Do yourself a big favor and listen to this. Simionato (my favorite mezzo) at her very best as the Princess de Bouillon in "Adriana Lecouvreur".


----------



## Pugg (Aug 8, 2014)

nina foresti said:


> Do yourself a big favor and listen to this. Simionato (my favorite mezzo) at her very best as the Princess de Bouillon in "Adriana Lecouvreur".


One word appropriate: Stunning.


----------



## DarkAngel (Aug 11, 2010)

Fortunately we have many great recordings with "Julia" as she performed with the very best singers of the golden era, also famous in Verdi for some of the very best Azucena and Princess Eboli performances......so many great Callas moments but perhaps her very best is her Lady Seymour confrontation scence in 57 Scala - Anna Bolena with Maria, this can never be touched today it is awe inspiring



Check the performance 6:58 -> 19:10, sustained note at 18:27-32 draws gasps from Scala audience


----------



## Seattleoperafan (Mar 24, 2013)

She totally proves that you can have a phenominally large voice that is healthy and solid and not have an ounce of fat on your body!!!!!!!!!!!!! It's because she learned how to breath slender and never gained weight. It was one of the largest voices ever heard in Verdi.


----------



## Pugg (Aug 8, 2014)

Seattleoperafan said:


> She totally proves that you can have a phenominally large voice that is healthy and solid and not have an ounce of fat on your body!!!!!!!!!!!!! It's because she learned how to breath slender and never gained weight. It was one of the largest voices ever heard in Verdi.


Her Amneris besides Tebaldi and Bergonzi in the Karajan Aida is so wonderful.


----------



## DarkAngel (Aug 11, 2010)

Seattleoperafan said:


> She totally proves that you can have a phenominally large voice that is healthy and solid and not have an ounce of fat on your body!!!!!!!!!!!!! It's because she learned how to breath slender and never gained weight. It was one of the largest voices ever heard in Verdi.

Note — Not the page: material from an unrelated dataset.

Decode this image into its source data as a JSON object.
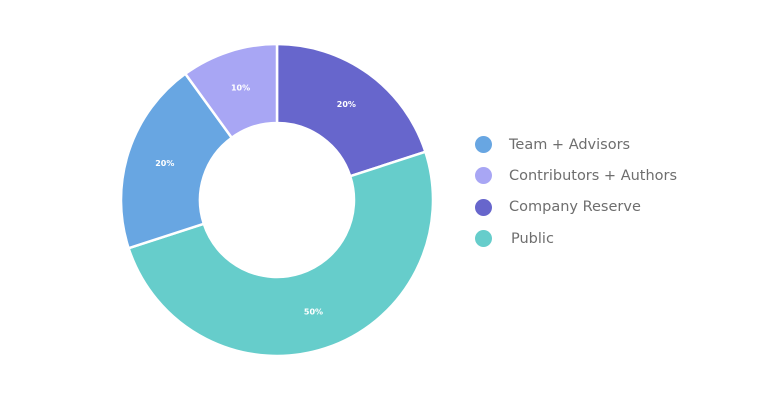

A magnificent career performing with the finest singers singing the great mezzo roles, she retired in 1966 still in great voice at age 56 and had long life in retirement passing away at 1 week short of 100 years old......many interviews and documentary films with Simionato available on youtube

A great Azucena featured in legendary recordings with Corelli as Manrico, perhaps her earlier work with Maria (including Mexico 1950-52) helped to instill the great dramatic intensity she is known for.....


----------



## Tuoksu (Sep 3, 2015)

You need to check this out then!


----------



## DarkAngel (Aug 11, 2010)

65 Aida promo pix of Julia, she would retire next year near the top of her game.....a true artist and like SOF said lean and mean.

57 Anna Bolena, Julia again as Lady Seymour with her beloved partner Maria, what joy to the triumphant queens of La Scala!


----------



## Pugg (Aug 8, 2014)

Gluck-Orfeo ed Euridice "Che Faro senza Euridice" Simionato
breathtaking.


----------